Itcan, in theory, be perfective here but using imperfective is more natural. We can assume that one or several people might call you, at arbitrary moments of time (within the period labeled "yesterday"), which are probably not as important when you ask who these people were.
When actions in the past are referred to as facts of something either happening or not, while the exact moments at which the events occurred are irrelevant (as are the "results"), we normally use imperfective forms. Perfective forms in this context are associated with the action being specific and expected to have been performed.
Imperfective verbs being used for a number of purposes is one of the more difficult parts of Russian for a learner. The perfective aspect has a rather well-defined interpretation whereas the imperfective aspect is an amalgamation of a number or different meanings.
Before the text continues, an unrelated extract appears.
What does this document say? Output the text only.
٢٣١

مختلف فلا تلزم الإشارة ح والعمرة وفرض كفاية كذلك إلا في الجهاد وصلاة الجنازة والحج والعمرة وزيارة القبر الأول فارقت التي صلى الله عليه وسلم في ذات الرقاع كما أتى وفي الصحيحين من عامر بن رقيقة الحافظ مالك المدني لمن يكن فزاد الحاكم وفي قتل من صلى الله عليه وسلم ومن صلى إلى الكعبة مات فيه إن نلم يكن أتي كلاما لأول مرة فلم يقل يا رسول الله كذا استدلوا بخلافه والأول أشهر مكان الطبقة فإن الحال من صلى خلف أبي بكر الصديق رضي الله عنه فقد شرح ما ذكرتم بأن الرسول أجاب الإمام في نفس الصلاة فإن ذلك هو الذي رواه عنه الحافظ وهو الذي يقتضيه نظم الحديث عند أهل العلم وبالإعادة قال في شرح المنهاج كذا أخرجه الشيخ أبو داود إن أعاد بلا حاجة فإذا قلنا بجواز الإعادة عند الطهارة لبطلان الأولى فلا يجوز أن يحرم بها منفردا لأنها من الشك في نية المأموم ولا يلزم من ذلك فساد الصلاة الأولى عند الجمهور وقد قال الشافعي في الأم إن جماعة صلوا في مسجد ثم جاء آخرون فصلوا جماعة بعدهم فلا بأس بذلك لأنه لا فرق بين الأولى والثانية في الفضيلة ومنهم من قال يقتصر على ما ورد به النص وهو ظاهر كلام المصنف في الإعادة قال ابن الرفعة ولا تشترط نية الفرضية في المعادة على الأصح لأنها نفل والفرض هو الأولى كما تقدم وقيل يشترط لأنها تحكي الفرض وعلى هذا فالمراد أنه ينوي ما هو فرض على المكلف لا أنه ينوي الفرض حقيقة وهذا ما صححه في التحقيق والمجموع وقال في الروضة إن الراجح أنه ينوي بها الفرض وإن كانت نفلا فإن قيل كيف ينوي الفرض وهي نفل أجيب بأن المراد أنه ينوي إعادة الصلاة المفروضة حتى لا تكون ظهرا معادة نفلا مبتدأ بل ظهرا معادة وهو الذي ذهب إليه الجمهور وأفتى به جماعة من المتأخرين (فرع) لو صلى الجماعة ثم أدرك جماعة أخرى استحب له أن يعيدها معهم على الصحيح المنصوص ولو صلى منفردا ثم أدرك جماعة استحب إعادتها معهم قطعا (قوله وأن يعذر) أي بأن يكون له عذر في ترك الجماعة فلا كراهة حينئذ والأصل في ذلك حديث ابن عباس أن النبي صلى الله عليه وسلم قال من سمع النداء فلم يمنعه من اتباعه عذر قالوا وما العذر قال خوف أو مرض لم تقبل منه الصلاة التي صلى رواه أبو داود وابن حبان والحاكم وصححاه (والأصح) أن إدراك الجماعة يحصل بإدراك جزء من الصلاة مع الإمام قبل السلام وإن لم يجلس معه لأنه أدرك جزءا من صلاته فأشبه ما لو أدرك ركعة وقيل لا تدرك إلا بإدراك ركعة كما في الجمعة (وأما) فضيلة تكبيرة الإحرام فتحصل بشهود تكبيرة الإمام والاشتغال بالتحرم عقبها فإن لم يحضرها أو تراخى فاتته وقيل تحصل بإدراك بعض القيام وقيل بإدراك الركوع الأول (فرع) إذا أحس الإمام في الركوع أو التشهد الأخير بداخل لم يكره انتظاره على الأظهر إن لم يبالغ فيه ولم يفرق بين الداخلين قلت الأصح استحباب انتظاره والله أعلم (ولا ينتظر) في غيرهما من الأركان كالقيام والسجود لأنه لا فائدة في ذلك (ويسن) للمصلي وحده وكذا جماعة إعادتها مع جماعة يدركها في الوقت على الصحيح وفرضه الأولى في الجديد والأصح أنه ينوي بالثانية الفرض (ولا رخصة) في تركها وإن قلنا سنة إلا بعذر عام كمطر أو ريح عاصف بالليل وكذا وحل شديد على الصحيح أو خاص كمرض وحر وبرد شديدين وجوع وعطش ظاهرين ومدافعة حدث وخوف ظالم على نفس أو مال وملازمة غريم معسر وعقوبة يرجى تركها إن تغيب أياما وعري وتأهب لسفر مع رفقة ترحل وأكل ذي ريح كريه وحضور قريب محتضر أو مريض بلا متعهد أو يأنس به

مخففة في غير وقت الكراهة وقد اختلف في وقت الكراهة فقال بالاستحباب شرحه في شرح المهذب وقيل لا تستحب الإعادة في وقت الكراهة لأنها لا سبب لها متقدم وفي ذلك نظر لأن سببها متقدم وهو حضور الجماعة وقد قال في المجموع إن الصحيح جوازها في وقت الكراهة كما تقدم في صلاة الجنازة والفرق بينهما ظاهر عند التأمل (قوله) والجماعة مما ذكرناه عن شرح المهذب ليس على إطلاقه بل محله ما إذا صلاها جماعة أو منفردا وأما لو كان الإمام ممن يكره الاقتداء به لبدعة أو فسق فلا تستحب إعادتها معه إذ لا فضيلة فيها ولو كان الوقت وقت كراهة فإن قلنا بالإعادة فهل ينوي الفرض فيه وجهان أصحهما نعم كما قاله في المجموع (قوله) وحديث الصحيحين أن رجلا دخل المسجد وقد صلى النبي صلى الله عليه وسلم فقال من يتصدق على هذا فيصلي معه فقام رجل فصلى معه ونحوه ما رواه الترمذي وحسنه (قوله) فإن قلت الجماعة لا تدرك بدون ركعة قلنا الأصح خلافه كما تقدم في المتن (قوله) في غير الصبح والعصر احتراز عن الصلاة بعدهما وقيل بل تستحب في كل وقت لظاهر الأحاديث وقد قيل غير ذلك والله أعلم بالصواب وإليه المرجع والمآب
It's said on this page (http://www.russianlessons.net/grammar/verbs_aspect.php) that:
【Understanding “successfully” completed.
Using the perfective implies that the action was completed successfully, unless used in the negative (see note below). So for example saying that ‘He took an exam on Friday’, if ‘took’ is used in the perfective it implies that he passed the exam. Using the imperfective would imply that the result is unknown, or he didn’t pass. It’s important to remember that by using the perfective you are implying that the action was indeed completed successfully. You are also implying that the action was not reversed or undone.
Aspects in the negative
Using the negative with perfective verbs indicates the person failed to do that action. Using the imperfective will normally simply mean that it didn’t happen.
Я не позвонила - I failed to phone (perfective) (but I was expected to)
Я не звонила - I didn't phone. (imperfective)】
So can I think about it this way: the imperfect verb звонить is used here, because I didn't answer the phone, so the calling was not successfully completed?
Good question. Suppose I knew that on exactly one occasion yesterday my phone rang (I didn't answer). Perhaps even so I should not ask кто мне позвонил?, because the attempted call did not succeed. But if I received exactly one successful call yesterday I could ask, perhaps rhetorically, кто мне позвонил?
Presumably, one answer could be "nobody".
In American English, if there's a strong likelihood that at least one person called, we'd usually ask "Who called me yesterday?" The question presumes that calls were received, so that "nobody" would be a surprise answer.
If we were unsure about calls, we'd more likely ask, "Did anyone call yesterday", although there's certainly some overlap.